The NHS is facing a bill of at least 100m as employment agencies seek to exploit nursing shortages and the new European working time directive to drive up the costs of hiring agency staff.
The regulations, which came into force on 1 October, entitle part-time workers to up to three weeks' annual holiday. Agencies have passed on the cost to the NHS by pushing up prices by an average of 6 per cent.
One agency, Thornbury Nursing Services, has written to other independent nursing agencies urging them to 'Push up your pay rates and your charge rates too.'
It adds: 'Given the current nurse shortages nationally and the new legal requirement to introduce paid annual leave for every UK worker, there is an opportunity here for us all, agencies and nurses alike.'
The size of the bill throws into sharp relief how much the health service relies on agencies to supply enough nurses to keep the NHS going. It also demonstrates how difficult it is for trusts to recruit nurses to full- time jobs.
Trusts are reacting angrily to the increases being imposed by
agencies. An internal memo written by a trust human resources director, which has been seen by HSJ, states: 'There is no case for the indecent and unilateral increases now being imposed.'
A teaching hospital HR director, who did not want to be named, told HSJ that the extra money would have to come from front line care.
'The bill is going to be big.
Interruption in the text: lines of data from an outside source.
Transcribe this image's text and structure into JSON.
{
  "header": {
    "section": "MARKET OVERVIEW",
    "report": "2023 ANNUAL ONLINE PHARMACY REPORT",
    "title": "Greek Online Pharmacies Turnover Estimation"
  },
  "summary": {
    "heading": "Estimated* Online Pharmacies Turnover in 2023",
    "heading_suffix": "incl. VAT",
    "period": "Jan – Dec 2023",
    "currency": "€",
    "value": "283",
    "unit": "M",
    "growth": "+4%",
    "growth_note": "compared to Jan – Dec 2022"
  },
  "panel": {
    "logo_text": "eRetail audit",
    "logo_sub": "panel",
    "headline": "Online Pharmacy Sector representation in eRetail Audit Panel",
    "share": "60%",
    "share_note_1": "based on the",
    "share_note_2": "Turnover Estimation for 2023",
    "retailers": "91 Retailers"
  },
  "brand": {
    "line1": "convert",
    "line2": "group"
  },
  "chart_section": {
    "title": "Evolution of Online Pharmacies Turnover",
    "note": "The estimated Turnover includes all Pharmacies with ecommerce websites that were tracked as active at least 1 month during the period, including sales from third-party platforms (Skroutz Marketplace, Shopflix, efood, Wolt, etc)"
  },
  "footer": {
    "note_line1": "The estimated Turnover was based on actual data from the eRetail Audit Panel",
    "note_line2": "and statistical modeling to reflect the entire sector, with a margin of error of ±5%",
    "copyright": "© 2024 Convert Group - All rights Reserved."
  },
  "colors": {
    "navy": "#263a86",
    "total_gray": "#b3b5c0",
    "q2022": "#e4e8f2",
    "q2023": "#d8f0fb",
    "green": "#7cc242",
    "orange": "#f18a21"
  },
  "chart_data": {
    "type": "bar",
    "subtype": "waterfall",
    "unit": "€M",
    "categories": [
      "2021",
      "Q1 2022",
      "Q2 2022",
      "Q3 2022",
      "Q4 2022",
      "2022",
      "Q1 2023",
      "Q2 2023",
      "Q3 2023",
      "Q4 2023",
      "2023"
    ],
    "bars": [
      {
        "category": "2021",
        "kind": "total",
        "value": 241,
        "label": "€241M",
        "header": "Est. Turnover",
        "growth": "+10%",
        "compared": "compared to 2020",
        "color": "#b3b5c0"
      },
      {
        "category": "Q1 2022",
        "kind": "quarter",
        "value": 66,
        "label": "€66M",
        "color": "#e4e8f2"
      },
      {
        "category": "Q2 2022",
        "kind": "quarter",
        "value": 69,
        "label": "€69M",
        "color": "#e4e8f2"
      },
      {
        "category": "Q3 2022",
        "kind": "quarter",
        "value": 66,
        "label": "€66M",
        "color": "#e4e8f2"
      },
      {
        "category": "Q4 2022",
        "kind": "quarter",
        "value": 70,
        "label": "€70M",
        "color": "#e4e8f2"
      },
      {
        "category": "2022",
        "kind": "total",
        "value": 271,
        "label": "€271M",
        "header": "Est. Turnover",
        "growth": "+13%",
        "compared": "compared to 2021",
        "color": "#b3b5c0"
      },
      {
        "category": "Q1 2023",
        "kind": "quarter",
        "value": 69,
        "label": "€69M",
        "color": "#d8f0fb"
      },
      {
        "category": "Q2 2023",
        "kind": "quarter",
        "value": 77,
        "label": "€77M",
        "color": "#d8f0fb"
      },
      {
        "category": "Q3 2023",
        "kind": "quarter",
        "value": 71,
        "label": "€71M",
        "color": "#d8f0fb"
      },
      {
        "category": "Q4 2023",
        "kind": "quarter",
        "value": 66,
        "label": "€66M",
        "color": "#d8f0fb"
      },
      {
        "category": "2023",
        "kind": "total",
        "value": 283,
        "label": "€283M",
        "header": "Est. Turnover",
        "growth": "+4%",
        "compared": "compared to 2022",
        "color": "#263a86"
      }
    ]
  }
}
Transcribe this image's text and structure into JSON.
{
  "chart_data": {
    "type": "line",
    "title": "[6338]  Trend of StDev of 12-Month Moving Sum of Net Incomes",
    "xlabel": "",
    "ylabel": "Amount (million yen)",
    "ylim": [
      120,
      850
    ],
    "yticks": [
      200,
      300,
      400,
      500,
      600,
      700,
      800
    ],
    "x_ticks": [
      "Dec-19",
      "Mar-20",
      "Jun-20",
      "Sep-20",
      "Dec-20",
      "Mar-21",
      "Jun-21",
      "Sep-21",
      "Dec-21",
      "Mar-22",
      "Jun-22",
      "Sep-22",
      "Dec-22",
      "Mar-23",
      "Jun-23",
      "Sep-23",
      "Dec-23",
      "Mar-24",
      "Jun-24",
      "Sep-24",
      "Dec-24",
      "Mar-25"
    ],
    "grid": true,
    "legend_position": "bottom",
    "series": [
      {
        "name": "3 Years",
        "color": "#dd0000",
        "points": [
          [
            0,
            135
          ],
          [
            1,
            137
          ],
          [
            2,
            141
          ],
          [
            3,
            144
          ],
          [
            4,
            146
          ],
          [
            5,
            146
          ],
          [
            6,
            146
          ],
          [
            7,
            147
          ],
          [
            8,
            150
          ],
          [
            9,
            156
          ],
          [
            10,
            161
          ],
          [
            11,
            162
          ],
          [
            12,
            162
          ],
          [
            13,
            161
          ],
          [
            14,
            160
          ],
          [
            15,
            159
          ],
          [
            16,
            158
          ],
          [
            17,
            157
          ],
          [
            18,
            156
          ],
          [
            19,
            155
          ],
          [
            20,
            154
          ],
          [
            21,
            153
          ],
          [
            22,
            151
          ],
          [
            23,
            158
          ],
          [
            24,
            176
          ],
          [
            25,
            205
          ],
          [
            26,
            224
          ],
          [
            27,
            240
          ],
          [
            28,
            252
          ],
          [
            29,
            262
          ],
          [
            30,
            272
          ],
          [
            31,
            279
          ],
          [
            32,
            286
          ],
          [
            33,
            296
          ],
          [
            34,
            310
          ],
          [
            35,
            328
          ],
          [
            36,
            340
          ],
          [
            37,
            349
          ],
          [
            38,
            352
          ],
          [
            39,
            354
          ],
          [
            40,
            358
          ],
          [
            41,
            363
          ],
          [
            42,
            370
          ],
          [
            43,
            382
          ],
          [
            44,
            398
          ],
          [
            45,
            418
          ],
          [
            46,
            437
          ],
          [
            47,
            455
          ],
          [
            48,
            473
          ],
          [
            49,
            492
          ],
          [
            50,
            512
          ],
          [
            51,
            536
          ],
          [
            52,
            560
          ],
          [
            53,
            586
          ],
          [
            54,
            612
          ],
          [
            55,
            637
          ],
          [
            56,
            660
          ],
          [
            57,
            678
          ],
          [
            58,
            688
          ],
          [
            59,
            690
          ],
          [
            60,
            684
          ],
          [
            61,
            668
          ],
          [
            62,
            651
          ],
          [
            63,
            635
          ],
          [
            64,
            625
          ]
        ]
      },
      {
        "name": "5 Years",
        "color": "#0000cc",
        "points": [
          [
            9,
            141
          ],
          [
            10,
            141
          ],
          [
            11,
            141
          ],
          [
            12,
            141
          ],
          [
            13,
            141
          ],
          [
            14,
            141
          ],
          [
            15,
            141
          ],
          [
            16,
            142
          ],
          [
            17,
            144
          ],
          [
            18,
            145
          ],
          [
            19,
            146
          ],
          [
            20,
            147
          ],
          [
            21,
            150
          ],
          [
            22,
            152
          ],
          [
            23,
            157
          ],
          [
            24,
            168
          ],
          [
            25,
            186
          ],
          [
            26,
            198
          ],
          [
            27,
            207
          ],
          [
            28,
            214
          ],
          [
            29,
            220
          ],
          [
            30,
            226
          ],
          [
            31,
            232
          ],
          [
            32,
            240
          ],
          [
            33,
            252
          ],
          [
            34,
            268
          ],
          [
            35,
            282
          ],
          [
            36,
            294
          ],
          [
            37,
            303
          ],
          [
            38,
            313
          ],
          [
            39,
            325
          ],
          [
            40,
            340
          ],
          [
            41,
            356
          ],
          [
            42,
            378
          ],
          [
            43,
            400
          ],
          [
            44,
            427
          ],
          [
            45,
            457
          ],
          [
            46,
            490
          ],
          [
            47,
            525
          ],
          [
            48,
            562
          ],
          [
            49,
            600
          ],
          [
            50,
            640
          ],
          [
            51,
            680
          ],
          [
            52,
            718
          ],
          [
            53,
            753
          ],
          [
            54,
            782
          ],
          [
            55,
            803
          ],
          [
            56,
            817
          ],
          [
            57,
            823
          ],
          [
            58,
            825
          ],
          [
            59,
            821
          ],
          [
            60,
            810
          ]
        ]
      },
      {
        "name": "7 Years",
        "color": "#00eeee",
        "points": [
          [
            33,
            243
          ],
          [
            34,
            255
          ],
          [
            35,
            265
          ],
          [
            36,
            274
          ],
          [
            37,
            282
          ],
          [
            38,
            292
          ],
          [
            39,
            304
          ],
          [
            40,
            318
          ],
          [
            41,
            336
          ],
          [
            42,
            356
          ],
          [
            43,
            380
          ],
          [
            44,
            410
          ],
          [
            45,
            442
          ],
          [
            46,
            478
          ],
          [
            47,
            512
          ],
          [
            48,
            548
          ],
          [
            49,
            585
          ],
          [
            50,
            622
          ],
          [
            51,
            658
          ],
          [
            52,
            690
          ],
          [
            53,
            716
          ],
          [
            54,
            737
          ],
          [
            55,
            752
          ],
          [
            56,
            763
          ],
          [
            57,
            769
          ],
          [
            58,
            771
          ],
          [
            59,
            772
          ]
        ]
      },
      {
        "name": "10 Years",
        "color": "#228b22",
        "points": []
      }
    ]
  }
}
Here it's going to be 500,000.
'That is a significant cost increase for which the NHS has no provision.'
Attacking the increases as 'exploitative', he said: 'It is not that there won't be some increases, but the level being proposed is outwith that likely to flow from the directive.'
He added: 'I think that if the NHS takes a strong line on this then we could certainly resist the level of increase being put through... With concerted action we could ratchet down the increase by at least half.'
Most agencies appear to have decided that 6 per cent increase on charges will cover the expected extra costs of the regulations, although there are reports of prices being raised 8 per cent and 11 per cent.
But Angel International, a London-based agency, has restricted rises to 3.9 per cent calculating it will 'break even' on this figure. Its executive chair, Janet Crawford, said it had costed the directive in detail and did not intend to profit from it.
Trusts are concerned that some agencies have built into their costings the assumption that all agency nurses will qualify for the full three weeks' entitlement. But few will achieve that.
There are also concerns that some unscrupulous agencies will seek to interpret the regulations to allow them to pass on to nurses a minimum amount of holiday pay.
The working time regulations include a limit of 48 hours that a worker can be required to work per week, and three weeks' annual paid leave, rising to four in November 1999. Doctors are not covered by the regulations.
See Comment, page 19.
RCN shows jobs crisis A 'snapshot' survey of 55 general medical wards in trusts throughout the UK found 71 per cent had nursing staff vacancies, the Royal College of Nursing disclosed this week.
Nearly one in five D-grade posts were vacant, and 96 per cent of nurses in charge of wards said their patients were occasionally put at risk by staffing shortages.